Mein Kühlschrank bot ein Bild des Elends. Außer einem Glas versteinerten Meerrettichs und einer Flasche Wodka fand ich nichts – also rief ich Schobel an, der mich schon an vielen Abenden vor der Imbissbude an der Ecke bewahrt hatte. Diesmal musste ich nur eine halbe Minute Small Talk halten, bis der ersehnte Satz fiel: "Du, ich koche übrigens gerade. Willst du nicht gleich zum Essen vorbeikommen?"
Wenig später überreichte ich meine liebevoll ausgewählten Mitbringsel (Wodka für Schobel, Meerrettich für seine Frau und ein Überraschungsei von der Tanke für die kleine Isolde) und versprach wie üblich eine baldige Gegeneinladung. Als ich dann mit Schobel in der Küche allein war, klagte er mir sein Leid: Schon seit Wochen verweigere seine Tochter jegliche noch so raffinierte Küchenkreation, sogar ihre geliebten vietnamesischen Sommerrollen verschmähe sie auf einmal. "Sie isst nur noch eins: Currywurst mit Pommes!"
Sofort erkannte ich die Chance, mir genug Dankbarkeit für die nächsten 20 Einladungen zu sichern. "Das kriegen wir schon hin", verkündete ich. "Setzt euch an die Tafel und tut, was ich sage." Während mein Gastgeber ins Esszimmer verschwand, kramte ich hastig das neue G&G heraus und las noch einmal den Artikel "Meine Suppe ess ich nicht!" auf S. 32. Dann war ich bereit für den ersten Gang meiner Essschule.
Isolde stocherte lustlos in ihrem Tafelspitz an braisiertem Spitzkohl. "Esst einfach begeistert, lobt den Geschmack und beachtet Isolde gar nicht!", raunte ich den Eltern verschwörerisch zu. Positiv eingestellte Kinder, das wusste ich aus dem oben genannten Artikel, greifen schneller zu unbekannten Lebensmitteln. Mit clownesken Gesten schaufelte ich mir grinsend meine Portion in den Mund, wobei mir immer wieder das Nudelsieb (ein wichtiger Bestandteil meines improvisierten Kostüms) vom Kopf rutschte.
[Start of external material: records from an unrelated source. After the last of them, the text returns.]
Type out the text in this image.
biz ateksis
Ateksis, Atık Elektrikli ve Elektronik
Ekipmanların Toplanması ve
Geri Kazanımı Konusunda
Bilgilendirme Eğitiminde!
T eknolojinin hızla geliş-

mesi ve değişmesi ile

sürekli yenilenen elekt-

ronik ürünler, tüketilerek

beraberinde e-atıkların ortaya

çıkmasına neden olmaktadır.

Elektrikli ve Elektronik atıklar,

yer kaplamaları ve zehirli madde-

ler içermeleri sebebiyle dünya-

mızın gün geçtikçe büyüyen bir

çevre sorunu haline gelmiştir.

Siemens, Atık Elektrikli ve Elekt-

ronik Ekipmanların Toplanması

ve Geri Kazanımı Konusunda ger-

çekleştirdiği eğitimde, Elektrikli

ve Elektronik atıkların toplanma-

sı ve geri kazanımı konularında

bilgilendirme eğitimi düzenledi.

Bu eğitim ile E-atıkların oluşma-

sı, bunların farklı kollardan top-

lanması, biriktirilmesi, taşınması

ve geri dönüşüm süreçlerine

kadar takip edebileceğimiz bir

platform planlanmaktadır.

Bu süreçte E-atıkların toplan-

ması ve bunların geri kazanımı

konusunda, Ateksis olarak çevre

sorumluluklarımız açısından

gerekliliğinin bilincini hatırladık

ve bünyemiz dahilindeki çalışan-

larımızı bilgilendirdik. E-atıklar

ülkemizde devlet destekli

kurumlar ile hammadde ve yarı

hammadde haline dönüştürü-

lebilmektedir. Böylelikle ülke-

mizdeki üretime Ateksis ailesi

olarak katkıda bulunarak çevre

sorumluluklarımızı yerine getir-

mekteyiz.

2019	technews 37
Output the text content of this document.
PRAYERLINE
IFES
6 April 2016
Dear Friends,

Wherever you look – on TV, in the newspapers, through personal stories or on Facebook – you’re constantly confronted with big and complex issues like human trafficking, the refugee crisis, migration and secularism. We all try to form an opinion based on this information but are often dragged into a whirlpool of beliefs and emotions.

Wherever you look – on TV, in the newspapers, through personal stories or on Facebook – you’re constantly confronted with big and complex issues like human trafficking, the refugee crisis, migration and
Doch Isolde sah mich nur staunend und angsterfüllt an. Es wurde Zeit für Phase zwei. Ich verschwand kurz mit den Tellern in der Küche und kehrte kurz darauf mit einer Variation des Gerichts zurück. "Hmm, das wird lecker!", rief ich laut und nickte Isoldes Eltern zu, die verwirrt einstimmten. Beim Anblick meiner Küchenkreation fiel Schobel jedoch die Gabel aus der Hand. Ob es daran lag, dass ich den Kohl entsorgt, den Tafelspitz in bratwurstförmige Streifen geschnitten und die Brühe mit Erdbeermarmelade rot eingefärbt hatte? Dadurch sah das Gericht nun nicht nur wie Currywurst aus, es schmeckte auch extrem süß, womit ich gleich zwei der im Artikel erwähnten Gesetze beachtete: Kinder mögen alles, was viel Zucker enthält, und verlassen sich am liebsten auf bekannte Lebensmittel!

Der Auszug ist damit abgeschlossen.